Denim town finds uneasy peace
Xintang, the riot-torn Pearl River Delta town where a semblance of calm has been restored after a violent weekend, produces more than 200 million denim garments a year and was once billed as the 'Blue Jeans Capital of the World'.
Its main productive force, migrant workers mostly from the southwestern province of Sichuan, went on a rampage over the weekend in one of the most violent riots in Guangdong in years. Their resentment at discrimination by the authorities and locals is deep and remains palpable.
An influx of migrant workers from Sichuan began to arrive in Xintang, a town in Zengcheng - a satellite city of Guangzhou - in the early 1990s. Because it specialises in the production of denim garments the town could offer plenty of job opportunities to low-skilled workers from less-developed inland areas.
Xintang's denim hub reportedly produces 60 different foreign brands, accounting for about half the 450 million pairs of jeans sold in the United States each year. Young workers in factories who sew and dye denim garments can earn up to 3,000 yuan a month if they take on extra shifts, but the older ones who are stuck in small workshops process half-completed jeans for just half that amount.
Dadun village is one of the major denim manufacturing hubs in Xintang, with about 7,000 permanent residents and more than 60,000 migrant workers.
'About 60 per cent of Dadun's residents are from Sichuan and 30 per cent of them are from Hubei ,' said one 65-year-old man originally from Wuhan, Hubei's capital. 'Only a small percentage are local Guangdong people.
'Dadun is a cradle for all kinds of labour, except blind people. Everyone can find a job here. Whether you are old, mute, deaf or without an arm, there is always a place for you to sew buttons on jeans or cut threads.'
As Dadun recovers from four days of chaotic anti-government riots that saw offices and police stations besieged and wrecked and vehicles torched, its denim workshops near the Jiuyu Trade Centre are reopening one by one. Workers are gradually resuming their mundane lives in its factories, but many are still haunted by the violence of recent days.
Workers' fingers, dyed denim blue, are pointed at the security squad hired by Dadun's village government. It took over urban management and basic security for the small village because there were not enough police officers to go around.
A 52-year-old woman from Dazhou, in Sichuan, who arrived in Dadun in 1997, said she had become desensitised to the brutal beatings that happened in the village every day. 'When I first came, I was very scared to see migrant workers being beaten up and left half dead, but now I'm used to it,' she said.
The Hubei man, who had moved to Dadun to support his son's denim business, said the village security squad had shown little patience towards outsiders.
'Migrant workers and peasants are ignorant about urban rules and regulations, but there is really no need to punish people by beating them up when they break a rule or two,' he said. 'It's not like they have killed or stolen; we are all just trying to make a living here.

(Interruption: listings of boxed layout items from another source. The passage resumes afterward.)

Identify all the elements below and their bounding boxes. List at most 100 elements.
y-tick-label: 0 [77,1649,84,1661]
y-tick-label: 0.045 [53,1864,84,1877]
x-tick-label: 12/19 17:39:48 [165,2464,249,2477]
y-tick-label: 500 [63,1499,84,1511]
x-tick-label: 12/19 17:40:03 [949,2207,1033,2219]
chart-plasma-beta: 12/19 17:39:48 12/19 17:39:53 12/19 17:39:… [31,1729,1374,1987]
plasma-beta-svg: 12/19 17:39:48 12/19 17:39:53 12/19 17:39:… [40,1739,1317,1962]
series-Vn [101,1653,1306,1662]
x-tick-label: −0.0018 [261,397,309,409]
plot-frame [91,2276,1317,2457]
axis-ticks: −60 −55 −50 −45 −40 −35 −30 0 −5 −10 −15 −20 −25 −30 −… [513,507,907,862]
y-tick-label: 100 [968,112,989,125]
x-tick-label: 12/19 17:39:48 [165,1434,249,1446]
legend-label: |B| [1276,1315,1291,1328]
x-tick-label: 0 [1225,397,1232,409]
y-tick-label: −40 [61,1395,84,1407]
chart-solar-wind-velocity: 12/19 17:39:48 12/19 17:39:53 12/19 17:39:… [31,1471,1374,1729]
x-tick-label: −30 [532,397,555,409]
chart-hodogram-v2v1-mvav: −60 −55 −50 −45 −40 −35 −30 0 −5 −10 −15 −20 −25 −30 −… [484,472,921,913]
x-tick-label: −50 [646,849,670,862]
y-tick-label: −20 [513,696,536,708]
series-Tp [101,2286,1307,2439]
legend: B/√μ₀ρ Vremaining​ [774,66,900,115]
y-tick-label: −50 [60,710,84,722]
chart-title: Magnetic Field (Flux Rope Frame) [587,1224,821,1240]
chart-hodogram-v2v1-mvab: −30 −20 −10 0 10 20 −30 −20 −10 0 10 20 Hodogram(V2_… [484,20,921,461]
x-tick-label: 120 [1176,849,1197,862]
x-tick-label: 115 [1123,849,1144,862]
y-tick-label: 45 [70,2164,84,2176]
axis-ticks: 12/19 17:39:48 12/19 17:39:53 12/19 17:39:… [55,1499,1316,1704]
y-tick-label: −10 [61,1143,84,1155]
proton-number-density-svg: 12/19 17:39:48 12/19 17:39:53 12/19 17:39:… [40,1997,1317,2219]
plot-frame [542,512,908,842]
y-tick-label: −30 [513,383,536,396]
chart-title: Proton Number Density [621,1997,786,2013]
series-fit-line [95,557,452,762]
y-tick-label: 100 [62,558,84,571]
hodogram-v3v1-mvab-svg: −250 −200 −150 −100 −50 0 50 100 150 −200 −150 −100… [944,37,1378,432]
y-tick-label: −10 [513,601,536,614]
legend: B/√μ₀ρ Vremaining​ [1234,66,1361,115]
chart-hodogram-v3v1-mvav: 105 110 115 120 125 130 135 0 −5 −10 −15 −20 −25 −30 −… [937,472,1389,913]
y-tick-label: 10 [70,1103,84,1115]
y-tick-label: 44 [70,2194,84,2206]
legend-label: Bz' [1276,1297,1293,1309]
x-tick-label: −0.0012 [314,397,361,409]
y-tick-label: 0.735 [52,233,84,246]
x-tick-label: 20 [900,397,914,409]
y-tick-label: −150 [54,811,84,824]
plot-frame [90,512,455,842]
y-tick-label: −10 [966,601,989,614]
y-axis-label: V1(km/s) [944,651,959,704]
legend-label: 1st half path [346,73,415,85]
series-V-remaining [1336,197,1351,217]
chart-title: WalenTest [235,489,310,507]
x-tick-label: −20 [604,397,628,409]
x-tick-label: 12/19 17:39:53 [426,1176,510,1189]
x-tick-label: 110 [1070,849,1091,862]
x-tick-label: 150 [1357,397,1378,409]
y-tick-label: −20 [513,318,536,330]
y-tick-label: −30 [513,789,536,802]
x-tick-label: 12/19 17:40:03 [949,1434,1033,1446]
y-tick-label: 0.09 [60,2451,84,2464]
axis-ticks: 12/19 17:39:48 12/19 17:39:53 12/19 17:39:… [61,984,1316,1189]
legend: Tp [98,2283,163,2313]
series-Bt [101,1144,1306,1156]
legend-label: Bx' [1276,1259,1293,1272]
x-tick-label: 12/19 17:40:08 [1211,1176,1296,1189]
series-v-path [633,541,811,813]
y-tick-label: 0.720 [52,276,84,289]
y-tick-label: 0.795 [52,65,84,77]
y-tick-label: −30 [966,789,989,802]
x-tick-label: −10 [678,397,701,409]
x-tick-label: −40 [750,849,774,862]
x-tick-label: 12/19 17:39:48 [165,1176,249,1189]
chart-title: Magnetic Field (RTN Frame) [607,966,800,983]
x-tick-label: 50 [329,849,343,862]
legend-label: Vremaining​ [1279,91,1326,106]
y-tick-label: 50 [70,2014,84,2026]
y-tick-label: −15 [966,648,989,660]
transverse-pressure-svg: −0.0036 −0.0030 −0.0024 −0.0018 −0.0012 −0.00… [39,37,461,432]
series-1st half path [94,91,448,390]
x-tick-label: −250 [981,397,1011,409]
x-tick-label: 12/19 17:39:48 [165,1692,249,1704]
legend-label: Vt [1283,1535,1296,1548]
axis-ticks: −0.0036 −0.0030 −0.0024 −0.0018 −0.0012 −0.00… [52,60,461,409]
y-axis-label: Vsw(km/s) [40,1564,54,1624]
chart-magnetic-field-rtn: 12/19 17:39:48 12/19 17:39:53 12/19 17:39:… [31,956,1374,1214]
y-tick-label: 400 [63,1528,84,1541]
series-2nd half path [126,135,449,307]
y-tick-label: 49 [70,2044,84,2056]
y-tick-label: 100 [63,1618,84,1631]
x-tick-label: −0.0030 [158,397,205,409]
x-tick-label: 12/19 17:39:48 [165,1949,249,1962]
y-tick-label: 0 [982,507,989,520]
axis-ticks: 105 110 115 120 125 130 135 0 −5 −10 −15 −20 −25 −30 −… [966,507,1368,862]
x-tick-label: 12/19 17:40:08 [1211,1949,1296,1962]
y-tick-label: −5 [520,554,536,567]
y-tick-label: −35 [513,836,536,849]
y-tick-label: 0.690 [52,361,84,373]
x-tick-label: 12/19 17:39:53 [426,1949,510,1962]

'Those security people are ruthless and have been barbaric for a very long time. No one has ever been able to control them.'
The Xintang riot started late on Friday after Wang Lianmei, a 20-year-old pregnant woman from Sichuan, was allegedly manhandled by security staff in front of a supermarket in Dadun. The security personnel were said to have tried to stop the woman peddling goods.
A 45-year-old man from Sichuan who specialises in putting buttons on jeans, earning 13 fen for every 10 pairs, said: 'From what we've heard, the security guard was demanding money from the vendor, but she only gave him 20 yuan, so she was beaten up. A young man of about 16 or 17 who happened to be passing by and tried to stop the guard was also beaten up severely.'
The incident stoked the simmering anger of Wang's fellow Sichuan men and women and resulted in days of rioting.
Dadun's security squad has previously been accused of abuse of power.
The Guangzhou Daily reported in June 2007 that the squad was charging residents 50 yuan for every motorcycle permit it issued. Motorcycles without Dadun permits are banned from entering the village, under the threat of 200 yuan fines.
Faced with rising prices and unstable incomes, many migrant workers complain that they are struggling to make ends meet.
The 52-year-old from Dazhou said she made 15 fen from cutting the loose threads of every pair of denim jeans she processed.
'At my best, I can handle about 300 pairs of jeans a day,' she said. 'That would earn me about 30 yuan a day, but foreign orders have been infrequent since April. We normally work from 6am until midnight whenever there are jeans to be processed.'
She said she earned about 450 yuan a month during the low season, but rent took more than half of that.
A heavy police presence finally contained the rioting in Xintang on its fourth day. But as the town counts its casualties, the damage bill and the number of people arrested, it remains to be seen whether locals and migrant workers will be able to put the deep-seated tensions that sparked the rioting behind them.